Otherwise, if the `/app.log` file size is greater than or equal to the previous
position, Promtail can't detect it was truncated while not running and will
continue tailing the file from position `100`.
Generally speaking, Promtail uses only the path to the file as key in the
positions file. Whenever Promtail is started, for each file path referenced in
the positions file, Promtail will read the file from the beginning if the file
size is less than the offset stored in the position file, otherwise it will
continue from the offset, regardless the file has been truncated or rolled
multiple times while Promtail was not running.
## Loki is unavailable
For each tailing file, Promtail reads a line, process it through the
configured `pipeline_stages` and push the log entry to Loki.

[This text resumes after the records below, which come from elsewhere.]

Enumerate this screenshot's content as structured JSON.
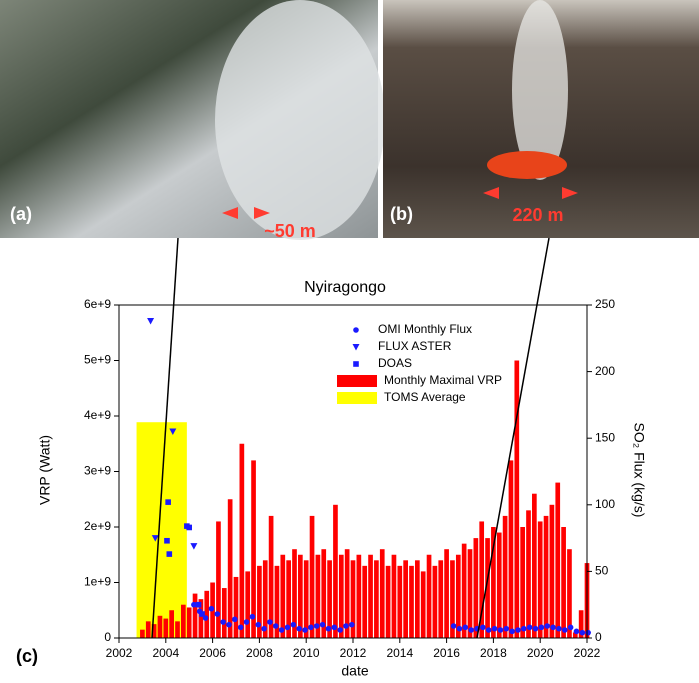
{
  "photos": [
    {
      "label": "(a)",
      "annotation": "~50 m"
    },
    {
      "label": "(b)",
      "annotation": "220 m"
    }
  ],
  "chart_data": {
    "type": "bar",
    "panel_label": "(c)",
    "title": "Nyiragongo",
    "xlabel": "date",
    "ylabel": "VRP (Watt)",
    "y2label": "SO₂ Flux (kg/s)",
    "xlim": [
      2002,
      2022
    ],
    "xticks": [
      2002,
      2004,
      2006,
      2008,
      2010,
      2012,
      2014,
      2016,
      2018,
      2020,
      2022
    ],
    "ylim": [
      0,
      6000000000.0
    ],
    "yticks": [
      0,
      {
        "value": 1000000000.0,
        "label": "1e+9"
      },
      {
        "value": 2000000000.0,
        "label": "2e+9"
      },
      {
        "value": 3000000000.0,
        "label": "3e+9"
      },
      {
        "value": 4000000000.0,
        "label": "4e+9"
      },
      {
        "value": 5000000000.0,
        "label": "5e+9"
      },
      {
        "value": 6000000000.0,
        "label": "6e+9"
      }
    ],
    "y2lim": [
      0,
      250
    ],
    "y2ticks": [
      0,
      50,
      100,
      150,
      200,
      250
    ],
    "series": [
      {
        "name": "OMI Monthly Flux",
        "type": "scatter",
        "marker": "circle",
        "color": "#1a1aff",
        "axis": "y2",
        "x": [
          2005.2,
          2005.45,
          2005.7,
          2005.95,
          2006.2,
          2006.45,
          2006.7,
          2006.95,
          2007.2,
          2007.45,
          2007.7,
          2007.95,
          2008.2,
          2008.45,
          2008.7,
          2008.95,
          2009.2,
          2009.45,
          2009.7,
          2009.95,
          2010.2,
          2010.45,
          2010.7,
          2010.95,
          2011.2,
          2011.45,
          2011.7,
          2011.95,
          2016.3,
          2016.55,
          2016.8,
          2017.05,
          2017.3,
          2017.55,
          2017.8,
          2018.05,
          2018.3,
          2018.55,
          2018.8,
          2019.05,
          2019.3,
          2019.55,
          2019.8,
          2020.05,
          2020.3,
          2020.55,
          2020.8,
          2021.05,
          2021.3,
          2021.55,
          2021.8,
          2022.05
        ],
        "values": [
          25,
          20,
          15,
          22,
          18,
          12,
          10,
          14,
          8,
          12,
          16,
          10,
          7,
          12,
          9,
          6,
          8,
          10,
          7,
          6,
          8,
          9,
          10,
          7,
          8,
          6,
          9,
          10,
          9,
          7,
          8,
          6,
          7,
          8,
          6,
          7,
          6,
          7,
          5,
          6,
          7,
          8,
          7,
          8,
          9,
          8,
          7,
          6,
          8,
          5,
          4,
          4
        ]
      },
      {
        "name": "FLUX ASTER",
        "type": "scatter",
        "marker": "triangle-down",
        "color": "#1a1aff",
        "axis": "y2",
        "x": [
          2003.35,
          2003.55,
          2004.3,
          2005.2
        ],
        "values": [
          238,
          75,
          155,
          69
        ]
      },
      {
        "name": "DOAS",
        "type": "scatter",
        "marker": "square",
        "color": "#1a1aff",
        "axis": "y2",
        "x": [
          2004.1,
          2004.05,
          2004.15,
          2004.9,
          2005.0,
          2005.4,
          2005.55
        ],
        "values": [
          102,
          73,
          63,
          84,
          83,
          25,
          18
        ]
      },
      {
        "name": "Monthly Maximal VRP",
        "type": "bar",
        "marker": "bar",
        "color": "#ff0000",
        "x": [
          2003.0,
          2003.25,
          2003.5,
          2003.75,
          2004.0,
          2004.25,
          2004.5,
          2004.75,
          2005.0,
          2005.25,
          2005.5,
          2005.75,
          2006.0,
          2006.25,
          2006.5,
          2006.75,
          2007.0,
          2007.25,
          2007.5,
          2007.75,
          2008.0,
          2008.25,
          2008.5,
          2008.75,
          2009.0,
          2009.25,
          2009.5,
          2009.75,
          2010.0,
          2010.25,
          2010.5,
          2010.75,
          2011.0,
          2011.25,
          2011.5,
          2011.75,
          2012.0,
          2012.25,
          2012.5,
          2012.75,
          2013.0,
          2013.25,
          2013.5,
          2013.75,
          2014.0,
          2014.25,
          2014.5,
          2014.75,
          2015.0,
          2015.25,
          2015.5,
          2015.75,
          2016.0,
          2016.25,
          2016.5,
          2016.75,
          2017.0,
          2017.25,
          2017.5,
          2017.75,
          2018.0,
          2018.25,
          2018.5,
          2018.75,
          2019.0,
          2019.25,
          2019.5,
          2019.75,
          2020.0,
          2020.25,
          2020.5,
          2020.75,
          2021.0,
          2021.25,
          2021.5,
          2021.75,
          2022.0
        ],
        "values": [
          150000000.0,
          300000000.0,
          250000000.0,
          400000000.0,
          350000000.0,
          500000000.0,
          300000000.0,
          600000000.0,
          550000000.0,
          800000000.0,
          700000000.0,
          850000000.0,
          1000000000.0,
          2100000000.0,
          900000000.0,
          2500000000.0,
          1100000000.0,
          3500000000.0,
          1200000000.0,
          3200000000.0,
          1300000000.0,
          1400000000.0,
          2200000000.0,
          1300000000.0,
          1500000000.0,
          1400000000.0,
          1600000000.0,
          1500000000.0,
          1400000000.0,
          2200000000.0,
          1500000000.0,
          1600000000.0,
          1400000000.0,
          2400000000.0,
          1500000000.0,
          1600000000.0,
          1400000000.0,
          1500000000.0,
          1300000000.0,
          1500000000.0,
          1400000000.0,
          1600000000.0,
          1300000000.0,
          1500000000.0,
          1300000000.0,
          1400000000.0,
          1300000000.0,
          1400000000.0,
          1200000000.0,
          1500000000.0,
          1300000000.0,
          1400000000.0,
          1600000000.0,
          1400000000.0,
          1500000000.0,
          1700000000.0,
          1600000000.0,
          1800000000.0,
          2100000000.0,
          1800000000.0,
          2000000000.0,
          1900000000.0,
          2200000000.0,
          3200000000.0,
          5000000000.0,
          2000000000.0,
          2300000000.0,
          2600000000.0,
          2100000000.0,
          2200000000.0,
          2400000000.0,
          2800000000.0,
          2000000000.0,
          1600000000.0,
          100000000.0,
          500000000.0,
          1350000000.0
        ]
      },
      {
        "name": "TOMS Average",
        "type": "span",
        "marker": "bar",
        "color": "#ffff00",
        "axis": "y2",
        "xrange": [
          2002.75,
          2004.9
        ],
        "value": 162
      }
    ]
  }
}
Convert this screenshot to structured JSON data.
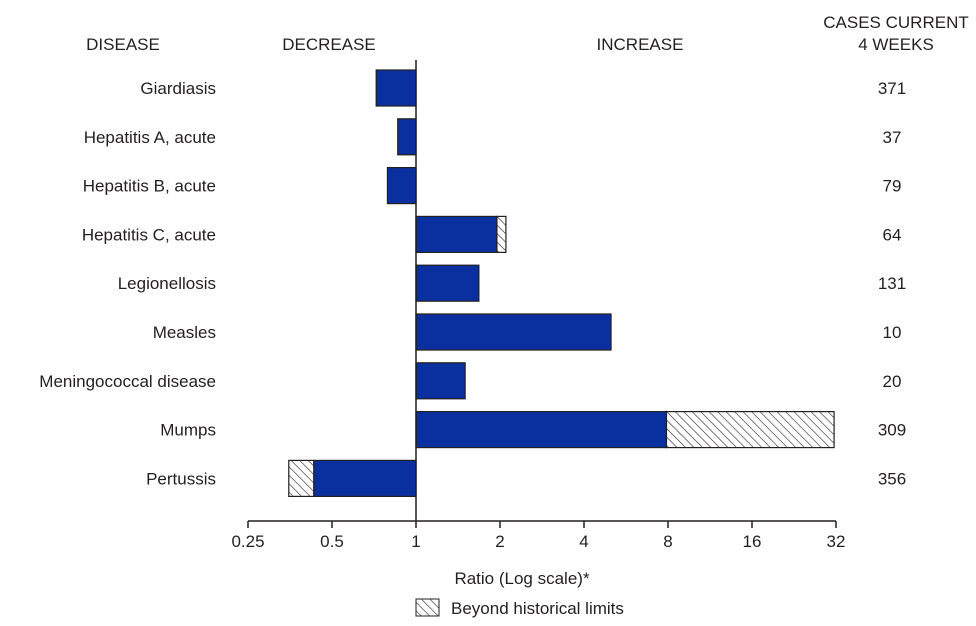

Log entries are
batched together before getting pushed to Loki, based on the max batch duration
`client.batch-wait` and size `client.batch-size-bytes`, whichever comes first.
In case of any error while sending a log entries batch, Promtail adopts a
"retry then discard" strategy:
- Promtail retries to send log entry to the ingester up to `max_retries` times
- If all retries fail, Promtail discards the batch of log entries (_which will
be lost_) and proceeds with the next one
You can configure the `max_retries` and the delay between two retries via the
`backoff_config` in the Promtail config file:
```yaml
clients:
- url: INGESTER-URL
backoff_config:
min_period: 100ms
max_period: 10s
max_retries: 10
```
The following table shows an example of the total delay applied by the backoff algorithm
with `min_period: 100ms` and `max_period: 10s`:
| Retry | Min delay | Max delay | Total min delay | Total max delay |
|-------|-----------|-----------|-----------------|-----------------|
| 1 | 100ms | 200ms | 100ms | 200ms |
| 2 | 200ms | 400ms | 300ms | 600ms |
| 3 | 400ms | 800ms | 700ms | 1.4s |
| 4 | 800ms | 1.6s | 1.5s | 3s |
| 5 | 1.6s | 3.2s | 3.1s | 6.2s |
| 6 | 3.2s | 6.4s | 6.3s | 12.6s |
| 7 | 6.4s | 10s | 12.7s | 22.6s |
| 8 | 6.4s | 10s | 19.1s | 32.6s |
| 9 | 6.4s | 10s | 25.5s | 42.6s |
| 10 | 6.4s | 10s | 31.9s | 52.6s |
| 11 | 6.4s | 10s | 38.3s | 62.6s |
| 12 | 6.4s | 10s | 44.7s | 72.6s |
| 13 | 6.4s | 10s | 51.1s | 82.6s |
| 14 | 6.4s | 10s | 57.5s | 92.6s |
| 15 | 6.4s | 10s | 63.9s | 102.6s |
| 16 | 6.4s | 10s | 70.3s | 112.6s |
| 17 | 6.4s | 10s | 76.7s | 122.6s |
| 18 | 6.4s | 10s | 83.1s | 132.6s |
| 19 | 6.4s | 10s | 89.5s | 142.6s |
| 20 | 6.4s | 10s | 95.9s | 152.6s |
## Log entries pushed after a Promtail crash / panic / abruptly termination
When Promtail shuts down gracefully, it saves the last read offsets in the
positions file, so that on a subsequent restart it will continue tailing logs
without duplicates neither losses.
In the event of a crash or abruptly termination, Promtail can't save the last
read offsets in the positions file. When restarted, Promtail will read the
positions file saved at the last sync period and will continue tailing the files
from there. This means that if new log entries have been read and pushed to the
ingester between the last sync period and the crash, these log entries will be
sent again to the ingester on Promtail restart.
If Loki is not configured to [accept out-of-order writes]({{<relref "../../../configuration/#accept-out-of-order-writes">}}), Loki will reject all log lines received in
what it perceives is out of
order. If Promtail happens to
crash, it may re-send log lines that were sent prior to the crash. The default
behavior of Promtail is to assign a timestamp to logs at the time it read the
entry from the tailed file. This would result in duplicate log lines being sent
to Loki; to avoid this issue, if your tailed file has a timestamp embedded in
the log lines, a `timestamp` stage should be added to your pipeline.